New Views of the Maya
Discoveries like Valeriana add fresh layers to our understanding of the Maya, showing a civilization capable of large-scale urban planning and intensive agriculture. Terraces, walls, and water-management structures supported thousands of inhabitants and crops. It’s a vision of the past that calls to mind today’s complex urban landscapes.
As the research team pieced together Valeriana’s ancient neighborhoods and causeways, they found new clues about what life might have looked like during the Maya’s golden age. Scholars used to imagine the Maya largely lived in isolated, rural communities. Yet cities like Valeriana suggest something else entirely — dense, interconnected hubs with sophisticated water and agricultural systems designed to sustain relatively large populations for those times. Perhaps as many as 50,000 people lived in Valeriana during its heyday.
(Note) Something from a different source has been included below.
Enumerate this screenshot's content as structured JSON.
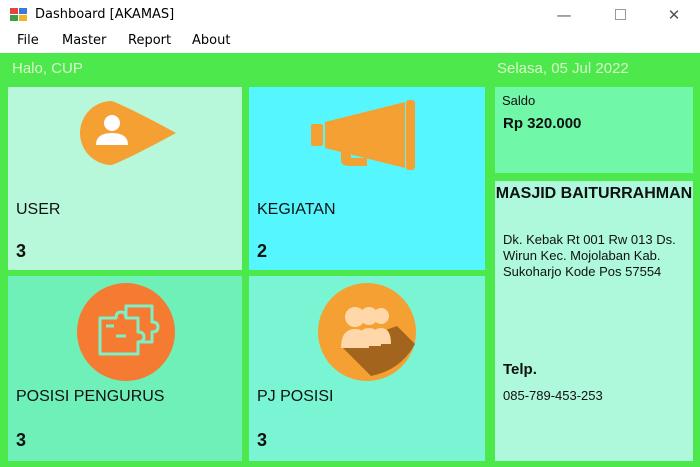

The next step is obvious: it’s time for archaeologists to start digging. Even with lidar, Valeriana’s story is just beginning. Researchers hope to excavate and verify the lidar images, which — while incredibly detailed — cannot provide exact dates or structural purposes. Some structures may not have been homes but served other roles, potentially affecting population estimates and the understanding of social structures.
Imagine that the Maya lowlands may still hide hundreds of sites. And for researchers like Auld-Thomas, Valeriana is just one city in a landscape waiting to be unearthed. It’s a keen reminder of how much remains beneath the surface.